"Oh, you needn't mind what she says," said Mrs. Van Horn, recovering herself a little, and the instinct of lying, as usual, coming uppermost. "Mrs. Trescott is queer at times," she added, in a mysterious whisper. "Very likely she will be all right to-morrow, and as good friends as ever. There is insanity in the family; and she has so many domestic troubles, it is no wonder."
"Well, now, I think I wouldn't say any more about Mrs. Trescott, if I was you," said plain-spoken Mrs. Clarke. "I have known all about her family for years, and there never was any such thing the matter with them. For my part, I take shame to myself for ever having listened to such stories about Mrs. Caswell; though I never did believe half of them. Suppose she had died this morning: how should some of us be feeling now about the way we have treated her lately,—a woman who has never done any thing but good to one of us? It will be a lesson to me for my whole life; and I hope, Martha, it may be the same to you."
It was so far a lesson to Martha that she lost no time in spreading the story of Mrs. Van Horn's defeat from one end of the street to the other, and several doors round the corner. A good many people chuckled over the lady's discomfiture, and declared that it served her right. Others felt sorry for her, and thought the lesson a severe one; as indeed it was.
Agnes declared that it was a shame all round, and that she did not believe Mrs. Van Horn meant any harm, or ever said half of what was attributed to her. She insisted that it was Mrs. De Witt who had made all the fuss, by telling Mrs. Trescott, and that it would have died out of itself if she had only held her tongue.
Letty heard nothing of the matter till very long afterwards; and John never heard of it at all.
Mrs. Van Horn kept herself very quiet for some time, and was never afterwards heard to boast of her acquaintances on the Avenue. She confided to Agnes that she would never speak to Mrs. Trescott again, as long as she lived,—a resolution which she was not likely to have much difficulty in keeping,—and that she would never again have any thing to do with the Myrtle Street people.

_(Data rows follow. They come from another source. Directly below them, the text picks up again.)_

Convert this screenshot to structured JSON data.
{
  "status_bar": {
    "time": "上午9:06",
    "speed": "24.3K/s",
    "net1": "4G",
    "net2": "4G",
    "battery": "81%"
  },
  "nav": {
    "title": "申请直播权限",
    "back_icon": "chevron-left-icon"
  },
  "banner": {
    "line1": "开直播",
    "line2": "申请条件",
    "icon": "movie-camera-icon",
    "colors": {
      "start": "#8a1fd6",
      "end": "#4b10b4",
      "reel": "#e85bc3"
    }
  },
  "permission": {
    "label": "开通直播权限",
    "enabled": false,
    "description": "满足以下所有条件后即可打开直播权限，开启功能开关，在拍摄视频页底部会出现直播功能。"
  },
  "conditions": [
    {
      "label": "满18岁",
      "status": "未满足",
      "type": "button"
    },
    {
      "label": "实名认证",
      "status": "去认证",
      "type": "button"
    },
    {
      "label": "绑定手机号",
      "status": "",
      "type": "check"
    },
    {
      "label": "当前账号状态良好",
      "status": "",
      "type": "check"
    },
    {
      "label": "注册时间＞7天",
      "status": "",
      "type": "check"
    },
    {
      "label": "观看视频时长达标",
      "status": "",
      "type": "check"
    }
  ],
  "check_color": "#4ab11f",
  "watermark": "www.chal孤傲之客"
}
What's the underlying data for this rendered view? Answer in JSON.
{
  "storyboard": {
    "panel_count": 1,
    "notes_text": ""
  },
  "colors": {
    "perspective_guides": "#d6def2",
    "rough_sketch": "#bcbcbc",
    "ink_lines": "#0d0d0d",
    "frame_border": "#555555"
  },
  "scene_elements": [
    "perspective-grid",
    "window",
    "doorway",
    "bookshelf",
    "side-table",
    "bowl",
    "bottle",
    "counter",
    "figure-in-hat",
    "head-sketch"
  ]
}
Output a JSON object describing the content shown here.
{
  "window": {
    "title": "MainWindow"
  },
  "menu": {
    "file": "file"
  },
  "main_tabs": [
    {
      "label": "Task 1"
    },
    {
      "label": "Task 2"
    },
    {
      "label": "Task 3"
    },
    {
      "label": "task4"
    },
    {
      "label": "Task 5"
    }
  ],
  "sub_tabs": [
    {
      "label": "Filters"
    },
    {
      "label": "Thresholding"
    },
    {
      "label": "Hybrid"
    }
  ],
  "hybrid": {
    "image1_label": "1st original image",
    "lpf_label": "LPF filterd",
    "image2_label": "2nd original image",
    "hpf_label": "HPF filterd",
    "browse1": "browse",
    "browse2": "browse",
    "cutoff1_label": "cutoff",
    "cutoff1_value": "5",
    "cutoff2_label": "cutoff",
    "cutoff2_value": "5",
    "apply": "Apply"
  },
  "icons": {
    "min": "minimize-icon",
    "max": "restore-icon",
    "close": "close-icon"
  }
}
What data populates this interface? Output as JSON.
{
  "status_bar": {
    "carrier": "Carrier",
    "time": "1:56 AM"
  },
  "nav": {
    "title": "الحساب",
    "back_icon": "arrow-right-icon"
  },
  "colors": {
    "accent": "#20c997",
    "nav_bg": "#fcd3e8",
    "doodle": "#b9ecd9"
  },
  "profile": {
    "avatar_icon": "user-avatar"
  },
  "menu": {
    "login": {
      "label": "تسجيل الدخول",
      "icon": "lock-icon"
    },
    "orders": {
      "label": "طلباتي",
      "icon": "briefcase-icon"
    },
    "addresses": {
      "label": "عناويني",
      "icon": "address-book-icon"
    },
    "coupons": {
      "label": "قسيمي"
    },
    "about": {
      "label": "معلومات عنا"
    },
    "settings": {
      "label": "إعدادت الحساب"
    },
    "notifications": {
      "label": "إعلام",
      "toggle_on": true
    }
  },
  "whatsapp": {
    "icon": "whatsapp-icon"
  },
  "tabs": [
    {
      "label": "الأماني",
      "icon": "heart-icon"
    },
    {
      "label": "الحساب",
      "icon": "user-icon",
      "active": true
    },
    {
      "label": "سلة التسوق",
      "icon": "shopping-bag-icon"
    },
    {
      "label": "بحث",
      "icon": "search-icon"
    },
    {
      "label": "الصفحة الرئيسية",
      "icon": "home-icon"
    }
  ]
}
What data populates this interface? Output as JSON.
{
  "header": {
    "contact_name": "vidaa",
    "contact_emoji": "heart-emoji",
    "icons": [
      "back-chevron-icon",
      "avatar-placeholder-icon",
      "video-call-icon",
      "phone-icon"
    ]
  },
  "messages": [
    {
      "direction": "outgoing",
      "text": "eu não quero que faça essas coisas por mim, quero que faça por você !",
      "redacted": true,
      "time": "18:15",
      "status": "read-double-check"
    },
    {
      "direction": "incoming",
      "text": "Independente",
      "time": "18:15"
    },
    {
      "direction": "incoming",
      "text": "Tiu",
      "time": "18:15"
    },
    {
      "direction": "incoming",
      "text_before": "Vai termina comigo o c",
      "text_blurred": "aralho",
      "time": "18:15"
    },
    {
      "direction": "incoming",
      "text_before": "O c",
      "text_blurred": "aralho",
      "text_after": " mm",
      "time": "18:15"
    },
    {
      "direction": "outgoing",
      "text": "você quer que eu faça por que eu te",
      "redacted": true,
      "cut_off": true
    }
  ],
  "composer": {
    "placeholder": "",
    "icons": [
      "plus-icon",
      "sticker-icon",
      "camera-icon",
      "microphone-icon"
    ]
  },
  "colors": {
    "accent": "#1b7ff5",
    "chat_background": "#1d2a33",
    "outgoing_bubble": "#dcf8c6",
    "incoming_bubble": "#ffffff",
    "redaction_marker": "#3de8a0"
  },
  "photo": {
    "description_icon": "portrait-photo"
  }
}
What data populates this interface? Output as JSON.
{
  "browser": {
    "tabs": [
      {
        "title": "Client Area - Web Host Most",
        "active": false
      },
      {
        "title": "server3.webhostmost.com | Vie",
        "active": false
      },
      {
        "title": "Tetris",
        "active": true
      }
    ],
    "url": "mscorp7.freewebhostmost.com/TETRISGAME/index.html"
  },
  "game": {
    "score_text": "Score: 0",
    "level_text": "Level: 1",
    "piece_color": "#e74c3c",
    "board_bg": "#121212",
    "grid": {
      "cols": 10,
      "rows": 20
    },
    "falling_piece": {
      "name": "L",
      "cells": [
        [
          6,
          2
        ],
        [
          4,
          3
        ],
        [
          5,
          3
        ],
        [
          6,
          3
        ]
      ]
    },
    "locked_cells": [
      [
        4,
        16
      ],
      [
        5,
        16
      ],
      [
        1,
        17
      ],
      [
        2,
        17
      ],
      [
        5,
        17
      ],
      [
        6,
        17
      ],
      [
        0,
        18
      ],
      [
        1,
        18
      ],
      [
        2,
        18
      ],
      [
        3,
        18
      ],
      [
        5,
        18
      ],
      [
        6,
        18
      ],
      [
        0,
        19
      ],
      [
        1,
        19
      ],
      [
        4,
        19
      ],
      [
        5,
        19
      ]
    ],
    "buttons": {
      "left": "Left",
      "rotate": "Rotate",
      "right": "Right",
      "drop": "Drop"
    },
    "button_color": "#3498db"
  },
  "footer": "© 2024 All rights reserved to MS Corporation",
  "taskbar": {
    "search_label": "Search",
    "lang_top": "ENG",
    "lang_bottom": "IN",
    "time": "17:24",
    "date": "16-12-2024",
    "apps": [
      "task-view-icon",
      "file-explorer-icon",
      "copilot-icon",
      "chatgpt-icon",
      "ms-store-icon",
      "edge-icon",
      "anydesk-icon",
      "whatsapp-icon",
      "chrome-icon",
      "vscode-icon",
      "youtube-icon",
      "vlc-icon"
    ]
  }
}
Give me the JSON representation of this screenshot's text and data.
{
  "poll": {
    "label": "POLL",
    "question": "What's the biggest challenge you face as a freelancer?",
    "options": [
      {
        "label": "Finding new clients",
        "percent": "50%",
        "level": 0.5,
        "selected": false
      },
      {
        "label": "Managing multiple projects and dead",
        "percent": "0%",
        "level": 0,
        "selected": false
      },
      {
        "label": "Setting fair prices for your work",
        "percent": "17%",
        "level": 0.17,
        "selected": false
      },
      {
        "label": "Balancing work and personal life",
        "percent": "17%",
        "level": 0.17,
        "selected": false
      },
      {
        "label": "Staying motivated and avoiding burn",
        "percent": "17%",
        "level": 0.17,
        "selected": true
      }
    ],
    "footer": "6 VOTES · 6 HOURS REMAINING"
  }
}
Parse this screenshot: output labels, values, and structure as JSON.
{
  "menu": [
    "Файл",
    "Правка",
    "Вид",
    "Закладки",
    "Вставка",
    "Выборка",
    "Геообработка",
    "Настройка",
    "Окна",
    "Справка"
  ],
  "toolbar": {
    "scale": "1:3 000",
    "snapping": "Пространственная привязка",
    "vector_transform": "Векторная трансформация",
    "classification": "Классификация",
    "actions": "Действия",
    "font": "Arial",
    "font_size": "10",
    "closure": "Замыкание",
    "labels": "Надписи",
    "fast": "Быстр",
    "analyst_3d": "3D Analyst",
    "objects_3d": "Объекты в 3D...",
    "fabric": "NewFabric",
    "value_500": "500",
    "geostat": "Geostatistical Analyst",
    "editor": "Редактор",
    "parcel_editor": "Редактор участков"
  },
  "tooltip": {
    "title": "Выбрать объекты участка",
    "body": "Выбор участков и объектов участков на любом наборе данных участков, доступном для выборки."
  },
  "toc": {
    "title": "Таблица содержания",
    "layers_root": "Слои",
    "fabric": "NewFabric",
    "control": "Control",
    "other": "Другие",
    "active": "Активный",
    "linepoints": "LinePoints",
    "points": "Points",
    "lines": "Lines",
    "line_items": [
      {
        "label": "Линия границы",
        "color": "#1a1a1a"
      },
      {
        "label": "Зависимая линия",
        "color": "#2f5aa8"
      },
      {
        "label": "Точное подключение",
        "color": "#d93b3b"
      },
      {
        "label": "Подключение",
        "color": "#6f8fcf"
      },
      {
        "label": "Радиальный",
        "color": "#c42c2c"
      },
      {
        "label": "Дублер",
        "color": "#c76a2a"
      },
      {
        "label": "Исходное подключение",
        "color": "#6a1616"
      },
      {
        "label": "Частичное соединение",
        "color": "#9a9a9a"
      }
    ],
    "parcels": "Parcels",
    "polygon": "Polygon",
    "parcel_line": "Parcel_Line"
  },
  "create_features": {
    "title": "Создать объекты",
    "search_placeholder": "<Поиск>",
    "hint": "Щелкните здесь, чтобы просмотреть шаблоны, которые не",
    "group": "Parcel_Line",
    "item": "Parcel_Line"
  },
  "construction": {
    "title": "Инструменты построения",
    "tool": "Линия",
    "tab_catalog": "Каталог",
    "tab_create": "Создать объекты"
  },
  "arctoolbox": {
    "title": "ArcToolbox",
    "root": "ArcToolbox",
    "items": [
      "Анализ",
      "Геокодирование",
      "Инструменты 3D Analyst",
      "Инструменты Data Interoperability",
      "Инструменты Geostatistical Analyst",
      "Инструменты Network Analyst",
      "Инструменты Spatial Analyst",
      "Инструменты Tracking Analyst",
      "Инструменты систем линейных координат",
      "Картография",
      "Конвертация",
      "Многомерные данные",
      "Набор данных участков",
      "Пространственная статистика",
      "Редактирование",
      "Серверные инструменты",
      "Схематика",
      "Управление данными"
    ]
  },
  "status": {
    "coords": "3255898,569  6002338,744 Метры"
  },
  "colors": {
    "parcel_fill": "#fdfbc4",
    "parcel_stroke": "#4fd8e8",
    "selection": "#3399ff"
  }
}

It served her right for mixing herself up with such a low set, she said,—adding, pathetically, that she never did try to do people good without having cause to be sorry for it.
Letty's boy was rather a delicate little fellow, and was, indeed, not nearly so fine a baby as Madge; but, then, he was a boy, and Agnes thought she was somewhat injured. But Joe avowed himself perfectly satisfied, and declared, as he tossed the sturdy little thing up to the ceiling, that he would not change his Magpie for all the boys in the world,—all of which Agnes set down as want of sympathy.
But as the weeks went on, the little boy improved; and at two months old, though still small, was as plump and rosy as a mother could wish, while he already displayed, according to Letty, unusual sagacity.
Gatty De Witt was half out of her senses with delight. She had always longed for a little brother or sister; and Letty gave her full permission to call the new-comer her brother. She spent half her time out of school by his crib or holding him in her arms; and the daily task of sewing or knitting, which her mother rigorously exacted, no longer seemed tedious, if she might only sit where she could see the baby. Then came the grand question of his name. Gatty proposed all sorts of names; but Letty had long ago made up her mind that if a boy were given to her, he must be called Alexander Trescott, and Alexander Trescott it was.
"But that is such a long name for such a short baby," said Gatty.